Question

Lifetime Escapes generates average revenue of $7,500 per person on its 5-day package tours to wildlife parks in Kenya. The variable costs per person are as follows:
Airfair.............................$1,600

Hotel .............................$3,100

Meals.............................600

Transportation................300

Park tickets/other costs...700

Total...............................$6,300

A] Calculate the number of package tours that must be sold to break even.

B]Calculate the revenue needed to earn a target operating income of $102,000.

C] If fixed costs increase by $19,000, what decrease in variable cost er person must be achieved to maintain the breakeven point calculated in A.

D]The general manager of Lifetime Escapes proposes to increase the price of the package tour to $8,200 to decrease the breakeven point in units. Using information in the origional problem, calculate the new breakeven point in units. What factors should the general manager consider before deciding to increase the price of the package tour?

Answer 1

Answer:

A) 475 units

B) $4,200,000

C) Variable cost per unit = $6,260

D) break-even = 300 packages

Explanation:

A) We know,

In a certain point, when a company does not get any profit but does not experience any loss, it is termed as break-even point.

The formula to calculate the break-even in units = $\frac{Fixed Cost}{Selling price per unit - Variable cost per unit}$

Given,

Fixed cost = $570,000

Variable costs per unit = (Air Fare + Hotel + Meals + Transportation + Park tickets) = $(1,600 + 3,100 + 600 + 300 + 700) = $6,300

Selling price per unit = $7,500

Putting the values into the formula,

Break-even per package = $\frac{570,000}{7,500 - 6,300}$

Break-even per package = 475 units

B) When a target profit is given, the formula to find the break-even is slightly different.

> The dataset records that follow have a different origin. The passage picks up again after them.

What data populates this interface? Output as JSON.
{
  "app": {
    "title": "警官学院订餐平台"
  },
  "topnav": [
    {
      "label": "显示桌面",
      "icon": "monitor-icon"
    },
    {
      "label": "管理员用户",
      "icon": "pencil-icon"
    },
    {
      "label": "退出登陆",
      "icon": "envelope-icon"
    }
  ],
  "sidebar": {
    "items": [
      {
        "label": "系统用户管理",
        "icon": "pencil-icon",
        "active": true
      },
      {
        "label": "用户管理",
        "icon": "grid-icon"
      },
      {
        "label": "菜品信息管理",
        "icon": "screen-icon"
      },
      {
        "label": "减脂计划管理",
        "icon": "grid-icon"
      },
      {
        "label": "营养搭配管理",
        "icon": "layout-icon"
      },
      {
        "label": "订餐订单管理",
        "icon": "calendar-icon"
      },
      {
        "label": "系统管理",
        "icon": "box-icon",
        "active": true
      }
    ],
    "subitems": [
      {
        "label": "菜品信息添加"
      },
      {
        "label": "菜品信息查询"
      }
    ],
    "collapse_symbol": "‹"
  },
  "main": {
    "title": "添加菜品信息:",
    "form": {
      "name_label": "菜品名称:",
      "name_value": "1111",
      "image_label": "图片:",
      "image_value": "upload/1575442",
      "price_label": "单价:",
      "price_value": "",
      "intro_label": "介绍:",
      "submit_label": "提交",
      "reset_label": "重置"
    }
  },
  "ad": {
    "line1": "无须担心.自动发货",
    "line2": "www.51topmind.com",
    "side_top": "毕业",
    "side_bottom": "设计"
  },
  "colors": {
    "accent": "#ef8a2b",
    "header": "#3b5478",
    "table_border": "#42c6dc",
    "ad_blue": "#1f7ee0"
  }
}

Break-even in units = $\frac{Fixed Cost + Target profit}{Selling price per unit - Variable cost per unit}$

From A, FC = $570,000; VC per unit = $6,300 and Selling price per unit = $7,500

And Target profit in question B = $102,000

Break-even per package = $\frac{570,000 + 102,000}{7,500 - 6,300}$

Break-even per package = 560

Break-even in dollars (revenues) = $7,500 × 560 = $4,200,000

C) If fixed costs increases by $19,000, the new fixed costs = $570,000 + 19,000 = $589,000.

According to the question, we have to keep the break-even point in 475 units by reducing the variable costs. Therefore, selling price per person will remain same.

Therefore, break-even per package = $\frac{Fixed Cost}{Selling price per unit - Variable cost per unit}$

475 packages = $\frac{589,000}{7,500 - VC per unit}$

or, 475 × ($7,500 - VC per unit) = $589,000

or, $3,562,500 - 475 VC per unit = $589,000

or, - 475 VC per unit = $589,000 - 3,562,500

or, - 475 VC per unit = -$2,973,500

or, Variable cost per unit = $2,973,500 ÷ 475 [multiplying both sides by -1]

or, Variable cost per unit = $6,260

D) As the general manager wants to increase the selling price to $8,200 from $7,500, the break-even package per person will reduce. The new break-even package per person will be as follow:

From A, FC = $570,000; VC = $6,300

Therefore, break-even per package = $\frac{Fixed Cost}{Selling price per unit - Variable cost per unit}$

Break-even per package = $\frac{570,000}{8,200 - 6,300}$

break-even per package = 300

Manager should consider one important thing. The first one is whether they can sell it more frequently than previous time. Therefore, if the manager wants to lower the break-even point, it will not make the best use of it.